Study Shows That Male and Female Students Hold Female Professors to Gender-Based Double Standard
A recent joint French-American study has revealed that, when it comes to student evaluations of university professors, both male and female students tend to rate male professors more highly than their female counterparts, regardless of test scores or their own actual performance in classes.
Economist Anne Boring was hired by a company called Science Po in Paris to lead a study in gender bias in academia. She then teamed up with Kellie Ottoboni and Philip Stark out of UC Berkeley to expand the study to American students. Their findings are pretty sad.
When studying the French students, male students tended to rate male professors more highly. However, among American students, both male and female students tended to rate male professors more highly regardless of the individual professor’s style or skills.
NPR describes how the testing was done:
The French students were, in effect, randomly assigned to either male or female section leaders in a wide range of required courses.
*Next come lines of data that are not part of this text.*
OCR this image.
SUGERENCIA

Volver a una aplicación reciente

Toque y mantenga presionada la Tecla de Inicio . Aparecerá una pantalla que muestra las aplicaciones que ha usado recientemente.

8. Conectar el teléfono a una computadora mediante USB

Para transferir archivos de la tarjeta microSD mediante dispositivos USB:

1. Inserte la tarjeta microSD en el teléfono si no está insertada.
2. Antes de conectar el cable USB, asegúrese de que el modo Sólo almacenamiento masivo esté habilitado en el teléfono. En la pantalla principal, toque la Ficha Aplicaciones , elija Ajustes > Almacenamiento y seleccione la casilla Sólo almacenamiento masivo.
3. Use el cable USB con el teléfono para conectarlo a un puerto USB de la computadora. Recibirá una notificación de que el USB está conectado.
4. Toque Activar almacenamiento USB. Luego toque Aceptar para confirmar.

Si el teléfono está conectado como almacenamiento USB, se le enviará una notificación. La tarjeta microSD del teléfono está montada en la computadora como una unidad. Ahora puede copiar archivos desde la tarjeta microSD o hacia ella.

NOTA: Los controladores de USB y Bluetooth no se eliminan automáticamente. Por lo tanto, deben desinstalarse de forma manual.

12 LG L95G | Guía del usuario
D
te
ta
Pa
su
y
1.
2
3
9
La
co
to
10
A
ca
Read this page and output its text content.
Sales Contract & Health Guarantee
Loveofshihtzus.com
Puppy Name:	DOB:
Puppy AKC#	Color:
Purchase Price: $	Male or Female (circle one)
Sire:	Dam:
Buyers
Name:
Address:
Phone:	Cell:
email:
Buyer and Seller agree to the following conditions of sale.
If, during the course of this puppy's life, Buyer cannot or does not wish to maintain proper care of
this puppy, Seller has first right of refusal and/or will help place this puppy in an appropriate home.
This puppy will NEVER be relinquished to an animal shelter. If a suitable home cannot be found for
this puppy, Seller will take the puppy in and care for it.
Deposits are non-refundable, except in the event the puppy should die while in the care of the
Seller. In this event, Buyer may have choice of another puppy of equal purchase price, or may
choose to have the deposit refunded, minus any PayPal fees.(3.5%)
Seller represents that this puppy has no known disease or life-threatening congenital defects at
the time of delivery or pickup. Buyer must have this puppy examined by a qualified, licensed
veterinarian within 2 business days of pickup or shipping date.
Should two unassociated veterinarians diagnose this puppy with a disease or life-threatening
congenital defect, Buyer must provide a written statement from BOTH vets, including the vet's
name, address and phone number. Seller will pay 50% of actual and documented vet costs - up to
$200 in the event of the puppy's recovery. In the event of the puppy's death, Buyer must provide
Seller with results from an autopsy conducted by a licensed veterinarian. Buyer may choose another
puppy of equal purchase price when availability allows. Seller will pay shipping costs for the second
In this case, the study authors found, male French students rated male instructors more highly across the board. […]
The American case was a little bit different. Here, the authors performed new analysis of a clever experiment published in 2014. Students were taking a single online class with either a male or female instructor. In half the cases, the instructors agreed to dress in virtual drag: The men used the women’s names and vice versa.
Female professors who demand excellence are thought of as “bitchy,” whereas male professors are thought to be “tough but fair.” What’s more, when the students were tested at the end, their test scores in each of the professors’ classes didn’t correlate with the professors’ ratings. In other words, the evaluations don’t even really do the job they’re supposed to be doing, which is give an indication of how the professor is doing his or her job. They are simply a reflection of the gender biases of the students, nothing more.
Which makes a great case for why student evaluations could be done away with entirely and not factor into professor reviews as much as they do.